Viking Direct (Holdings) Limited
- Type: Subsidiary
- Industry: Office supplies
- Founded: 1960; 66 years ago in Los Angeles, California, United States
- Founder: Rolf Ostern
- Headquarters: Dublin, Ireland
- Area served: Europe
- Products: Print supplies, paper and mailing, technology, furniture, and writing instruments
- Number of employees: 1,300 (United Kingdom) (2021)
- Parent: Raja Group (2021–present)
- Website: www.vikingoffice.eu

= Viking Direct =

Office supplies retailer

Viking Direct, trading as Viking, is a European office supply mail order and online company based in Europe. It has operations in the United Kingdom, Ireland, Netherlands, and Germany and operates in a number of European countries. Its United Kingdom headquarters is in Leicester and its Netherlands headquarters is in Venlo and is registered in Ireland. The company is a mail order and online seller of office supplies to small and medium sized business.

Since 2021 it has been part of the Raja Group. The company had previously been part of United States based Office Depot which had agreed to sell its European business including Viking as part of a failed merger with Staples in 2016.

==History==
Viking began in 1960, as a small office supply retailer located in Los Angeles, California. The store was opened on January 7, 1960, by Rolf Ostern. Ostern supplemented the retail operation with a catalogue, and this would become the primary marketing technique of the company. In 1969 Ostern changed the name of his store to Viking Office Supplies and moved to a new location.

By the middle of the 1970s, Viking had established itself as a West Coast mail order retailer of discount office supplies to small and medium sized businesses. At that time, the company began a geographic expansion.

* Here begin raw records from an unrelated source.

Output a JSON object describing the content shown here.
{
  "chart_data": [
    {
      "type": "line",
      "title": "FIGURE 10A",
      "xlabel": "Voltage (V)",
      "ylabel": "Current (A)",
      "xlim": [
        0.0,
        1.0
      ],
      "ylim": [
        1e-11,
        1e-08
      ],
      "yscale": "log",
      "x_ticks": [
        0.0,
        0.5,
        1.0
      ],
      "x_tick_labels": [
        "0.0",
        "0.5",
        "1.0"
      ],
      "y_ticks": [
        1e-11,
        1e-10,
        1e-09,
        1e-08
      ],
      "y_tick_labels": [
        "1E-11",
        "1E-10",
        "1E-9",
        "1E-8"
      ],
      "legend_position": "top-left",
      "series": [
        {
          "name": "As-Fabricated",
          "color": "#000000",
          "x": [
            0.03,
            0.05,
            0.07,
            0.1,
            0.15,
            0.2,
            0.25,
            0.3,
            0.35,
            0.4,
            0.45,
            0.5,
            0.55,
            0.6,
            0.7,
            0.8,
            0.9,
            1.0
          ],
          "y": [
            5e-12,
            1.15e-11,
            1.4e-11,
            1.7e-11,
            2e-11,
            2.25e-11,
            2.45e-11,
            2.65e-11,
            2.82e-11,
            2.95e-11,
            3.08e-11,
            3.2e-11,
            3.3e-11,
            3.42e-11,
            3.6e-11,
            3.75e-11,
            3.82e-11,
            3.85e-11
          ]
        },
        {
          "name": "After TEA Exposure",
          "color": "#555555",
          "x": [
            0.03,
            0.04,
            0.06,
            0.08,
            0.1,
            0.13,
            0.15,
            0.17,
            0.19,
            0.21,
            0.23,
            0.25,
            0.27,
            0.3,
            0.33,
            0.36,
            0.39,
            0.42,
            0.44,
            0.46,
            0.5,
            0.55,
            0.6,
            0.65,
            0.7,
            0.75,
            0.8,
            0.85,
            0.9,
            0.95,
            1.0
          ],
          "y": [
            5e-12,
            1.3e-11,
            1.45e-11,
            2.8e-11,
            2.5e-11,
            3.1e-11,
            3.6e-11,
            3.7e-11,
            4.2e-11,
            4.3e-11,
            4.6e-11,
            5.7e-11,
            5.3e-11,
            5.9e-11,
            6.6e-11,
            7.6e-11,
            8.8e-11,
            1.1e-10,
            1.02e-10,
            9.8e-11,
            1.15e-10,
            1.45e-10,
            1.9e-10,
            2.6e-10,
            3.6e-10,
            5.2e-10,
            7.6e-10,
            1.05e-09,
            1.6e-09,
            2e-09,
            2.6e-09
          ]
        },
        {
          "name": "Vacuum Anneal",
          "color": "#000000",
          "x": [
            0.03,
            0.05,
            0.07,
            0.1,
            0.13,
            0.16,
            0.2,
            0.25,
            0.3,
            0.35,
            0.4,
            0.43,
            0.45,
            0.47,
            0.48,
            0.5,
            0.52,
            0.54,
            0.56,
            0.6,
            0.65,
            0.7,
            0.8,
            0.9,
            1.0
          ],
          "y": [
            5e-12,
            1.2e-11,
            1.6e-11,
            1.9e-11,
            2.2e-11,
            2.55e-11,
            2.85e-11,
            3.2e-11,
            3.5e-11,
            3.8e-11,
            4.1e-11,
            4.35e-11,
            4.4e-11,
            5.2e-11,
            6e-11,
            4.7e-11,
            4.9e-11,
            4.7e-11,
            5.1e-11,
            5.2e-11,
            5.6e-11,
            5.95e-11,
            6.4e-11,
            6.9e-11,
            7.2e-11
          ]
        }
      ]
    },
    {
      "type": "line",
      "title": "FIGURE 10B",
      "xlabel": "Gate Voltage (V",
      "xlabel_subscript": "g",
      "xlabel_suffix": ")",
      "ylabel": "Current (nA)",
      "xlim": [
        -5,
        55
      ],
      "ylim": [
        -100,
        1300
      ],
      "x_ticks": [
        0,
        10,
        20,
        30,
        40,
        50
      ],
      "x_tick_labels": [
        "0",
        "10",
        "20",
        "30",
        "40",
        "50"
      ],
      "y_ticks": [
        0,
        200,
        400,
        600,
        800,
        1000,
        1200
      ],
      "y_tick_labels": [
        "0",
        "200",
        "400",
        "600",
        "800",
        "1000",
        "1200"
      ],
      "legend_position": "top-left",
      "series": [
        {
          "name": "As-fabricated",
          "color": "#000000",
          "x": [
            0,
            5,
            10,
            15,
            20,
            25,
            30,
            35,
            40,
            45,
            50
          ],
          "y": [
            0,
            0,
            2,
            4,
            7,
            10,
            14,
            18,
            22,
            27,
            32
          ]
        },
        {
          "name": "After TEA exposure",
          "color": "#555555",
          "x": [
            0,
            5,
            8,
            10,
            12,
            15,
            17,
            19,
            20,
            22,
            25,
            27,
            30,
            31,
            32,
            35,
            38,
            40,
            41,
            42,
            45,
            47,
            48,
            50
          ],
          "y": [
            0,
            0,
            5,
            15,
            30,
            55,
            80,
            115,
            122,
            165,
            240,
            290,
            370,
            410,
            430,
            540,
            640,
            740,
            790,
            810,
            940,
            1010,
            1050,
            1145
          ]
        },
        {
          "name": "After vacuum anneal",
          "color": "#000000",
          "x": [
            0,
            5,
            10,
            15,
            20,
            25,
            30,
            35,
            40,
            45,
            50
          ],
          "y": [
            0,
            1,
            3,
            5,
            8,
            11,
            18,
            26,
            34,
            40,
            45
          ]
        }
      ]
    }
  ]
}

Irwin Helford became chairman in 1984, and his photo appeared on the cover of Viking catalogues for many years.

On September 1, 1988, Viking was sold by its founders in a leveraged buyout to the VOP Acquisition Corporation. This company had been founded by Viking's management and the New York investment banking house of Dillon Read & Company, along with some of their affiliates, for the express purpose of purchasing Viking.

In December 1989, VOP was merged into its subsidiary, Viking Office Products, in preparation for the company's initial public offering of stock. On March 14, 1990, Viking offered stock to the public on the NASDAQ stock exchange, selling 2,300,000 shares at a price of $10.50 per share to raise $25 million.

The company made its first move overseas in September, 1990. At that time, Viking established a United Kingdom subsidiary, Viking Direct Limited, and opened a facility in Leicester, England. In making this move, Viking hoped to gain a toe hold in the European Economic Community before the planned unification of that market. In a brief time, Viking Direct became the largest mail order marketer of office supplies in the United Kingdom.

In May 1998, Viking Office Products merged with Office Depot. The following year the company began to move online, launching e-commerce site www.viking-direct.co.uk for the United Kingdom market.

In May 2016, following a failed merger with Staples, Office Depot Inc. agreed to sell its European business, including Viking, to Aurelius Group for an undisclosed purchase price. In 2021, Aurelius sold the business to the Raja Group.